South Africa captain Shaun Pollock admitted his side had got their sums wrong as the Duckworth-Lewis system saw them crash out of the World Cup.
The host nation, needing a win, missed out on a place in the Super Sixes by a single run after a torrential downpour brought their match with Sri Lanka in Durban to a premature end.
According to the Duckworth-Lewis method the "par" score was 229, which meant the honours and the points were shared.
"(Mark) Boucher had been given a message of 229 and so he was pretty happy once we'd got that," said Pollock.
"But, you know, it's a difficult one too. If we'd known we were going to stop after that over, it's a different kettle of fish.
"You can look at all the ifs and buts but at the end of the day it doesn't really help much."
It is not the first time South Africa have suffered such misfortune - they were knocked out at the semi-final stage of the 1999 tournament after finishing level with Australia.
And in 1992, when South Africa made their World Cup debut, a previous rain-rule had left them needing an impossible 22 runs off the final over in the semi-final against England.
Pollock said: "It's got to rank up there as possibly the most disappointing thing.
"Two ties in the last two World Cups and out of both of them. The players are gutted, I felt we deserved better on the day."
South Africa had been set a daunting 269 for victory by Sri Lanka in Durban after a thrilling partnership between Marvan Atapattu and Aravinda de Silva
The pair put on 152 runs for the fourth wicket, Atapattu scoring 124 off 129 balls and de Silva making 73 runs.

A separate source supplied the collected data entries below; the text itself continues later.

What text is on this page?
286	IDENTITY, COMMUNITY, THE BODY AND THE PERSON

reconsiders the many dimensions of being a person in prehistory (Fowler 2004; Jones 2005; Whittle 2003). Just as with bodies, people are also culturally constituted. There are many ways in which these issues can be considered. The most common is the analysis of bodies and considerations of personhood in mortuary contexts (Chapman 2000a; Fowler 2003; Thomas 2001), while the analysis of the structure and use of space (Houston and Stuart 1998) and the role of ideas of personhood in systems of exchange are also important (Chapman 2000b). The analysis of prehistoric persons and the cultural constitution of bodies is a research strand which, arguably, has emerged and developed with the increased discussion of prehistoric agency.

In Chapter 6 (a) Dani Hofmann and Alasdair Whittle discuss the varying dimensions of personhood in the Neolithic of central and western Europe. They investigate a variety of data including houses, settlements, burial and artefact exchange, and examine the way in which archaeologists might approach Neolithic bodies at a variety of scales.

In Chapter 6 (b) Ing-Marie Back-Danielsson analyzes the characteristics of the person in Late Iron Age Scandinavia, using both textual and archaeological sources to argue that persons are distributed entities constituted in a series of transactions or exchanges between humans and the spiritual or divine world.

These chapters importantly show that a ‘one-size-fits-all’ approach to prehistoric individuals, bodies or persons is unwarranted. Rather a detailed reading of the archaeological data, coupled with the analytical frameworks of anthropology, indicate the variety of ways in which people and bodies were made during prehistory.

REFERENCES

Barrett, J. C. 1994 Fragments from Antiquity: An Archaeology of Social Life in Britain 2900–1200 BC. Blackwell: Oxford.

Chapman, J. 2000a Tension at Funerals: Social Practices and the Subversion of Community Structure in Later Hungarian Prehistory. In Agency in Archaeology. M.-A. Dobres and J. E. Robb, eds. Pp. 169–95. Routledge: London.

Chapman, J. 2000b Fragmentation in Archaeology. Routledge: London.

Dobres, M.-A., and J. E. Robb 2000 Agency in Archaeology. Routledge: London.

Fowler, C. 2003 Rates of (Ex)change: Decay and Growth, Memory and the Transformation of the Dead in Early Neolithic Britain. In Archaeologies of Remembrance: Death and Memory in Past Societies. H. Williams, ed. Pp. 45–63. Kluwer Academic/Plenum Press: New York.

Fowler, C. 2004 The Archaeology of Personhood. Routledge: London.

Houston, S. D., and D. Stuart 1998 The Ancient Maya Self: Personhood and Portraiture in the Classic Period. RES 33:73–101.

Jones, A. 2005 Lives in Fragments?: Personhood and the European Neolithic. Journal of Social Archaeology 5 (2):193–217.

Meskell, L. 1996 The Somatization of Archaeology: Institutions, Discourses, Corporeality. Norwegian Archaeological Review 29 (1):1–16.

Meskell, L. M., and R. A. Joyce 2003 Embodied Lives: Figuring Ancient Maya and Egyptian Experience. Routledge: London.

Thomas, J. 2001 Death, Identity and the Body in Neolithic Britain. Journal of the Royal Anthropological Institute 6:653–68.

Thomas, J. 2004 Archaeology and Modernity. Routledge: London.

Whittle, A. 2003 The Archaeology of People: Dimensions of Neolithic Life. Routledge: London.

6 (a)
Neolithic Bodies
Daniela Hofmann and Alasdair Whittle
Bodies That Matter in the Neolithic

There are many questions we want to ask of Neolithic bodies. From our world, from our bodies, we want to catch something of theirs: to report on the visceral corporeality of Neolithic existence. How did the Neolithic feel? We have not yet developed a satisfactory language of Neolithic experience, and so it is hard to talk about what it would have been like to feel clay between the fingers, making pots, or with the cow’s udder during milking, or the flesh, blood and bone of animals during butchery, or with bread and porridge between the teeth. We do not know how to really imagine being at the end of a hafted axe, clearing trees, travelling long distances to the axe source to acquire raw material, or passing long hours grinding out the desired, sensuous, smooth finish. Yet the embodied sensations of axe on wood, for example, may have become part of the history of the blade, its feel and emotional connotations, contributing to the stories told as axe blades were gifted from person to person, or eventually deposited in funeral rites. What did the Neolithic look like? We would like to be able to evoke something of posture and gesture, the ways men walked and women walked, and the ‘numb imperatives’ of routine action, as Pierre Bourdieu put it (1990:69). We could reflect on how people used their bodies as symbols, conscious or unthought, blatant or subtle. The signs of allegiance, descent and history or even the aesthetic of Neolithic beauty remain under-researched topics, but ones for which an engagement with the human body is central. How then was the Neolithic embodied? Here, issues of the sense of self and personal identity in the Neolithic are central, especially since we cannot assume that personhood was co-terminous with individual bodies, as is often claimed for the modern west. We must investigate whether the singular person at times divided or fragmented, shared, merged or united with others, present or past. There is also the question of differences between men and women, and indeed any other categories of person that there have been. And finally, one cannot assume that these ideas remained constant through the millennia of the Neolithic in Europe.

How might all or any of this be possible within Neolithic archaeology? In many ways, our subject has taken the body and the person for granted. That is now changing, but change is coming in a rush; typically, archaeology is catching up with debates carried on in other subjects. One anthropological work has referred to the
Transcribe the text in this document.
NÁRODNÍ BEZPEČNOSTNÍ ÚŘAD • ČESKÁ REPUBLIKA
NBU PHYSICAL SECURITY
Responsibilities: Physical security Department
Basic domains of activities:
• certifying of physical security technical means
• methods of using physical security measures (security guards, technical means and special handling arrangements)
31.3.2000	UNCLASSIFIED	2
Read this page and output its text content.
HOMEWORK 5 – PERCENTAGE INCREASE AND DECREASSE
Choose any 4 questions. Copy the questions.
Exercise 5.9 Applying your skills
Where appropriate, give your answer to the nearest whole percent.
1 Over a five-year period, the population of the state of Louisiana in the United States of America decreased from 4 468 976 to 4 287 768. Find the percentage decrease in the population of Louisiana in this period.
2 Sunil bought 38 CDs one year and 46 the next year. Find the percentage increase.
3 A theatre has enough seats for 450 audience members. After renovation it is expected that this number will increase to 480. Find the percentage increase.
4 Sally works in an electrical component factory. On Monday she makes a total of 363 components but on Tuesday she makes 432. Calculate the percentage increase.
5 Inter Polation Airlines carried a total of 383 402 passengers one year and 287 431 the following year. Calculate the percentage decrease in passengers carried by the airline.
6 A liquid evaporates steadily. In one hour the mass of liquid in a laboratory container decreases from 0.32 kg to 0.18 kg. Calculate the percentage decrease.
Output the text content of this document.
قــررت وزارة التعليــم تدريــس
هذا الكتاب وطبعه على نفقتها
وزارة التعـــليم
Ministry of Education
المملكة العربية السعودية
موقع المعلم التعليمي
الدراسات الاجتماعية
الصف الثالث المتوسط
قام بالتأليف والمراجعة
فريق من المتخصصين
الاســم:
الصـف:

In response the hosts set off at pace courtesy of Graeme Smith and Herschelle Gibbs.
But a string of quick wickets saw their hopes fade before a 63-run partnership between Shaun Pollock and Mark Boucher turned the tide of the game.
The sudden downpour, however, brought the game to a close with South Africa 229 for six, which was adjudged a tie under the Duckworth-Lewis method.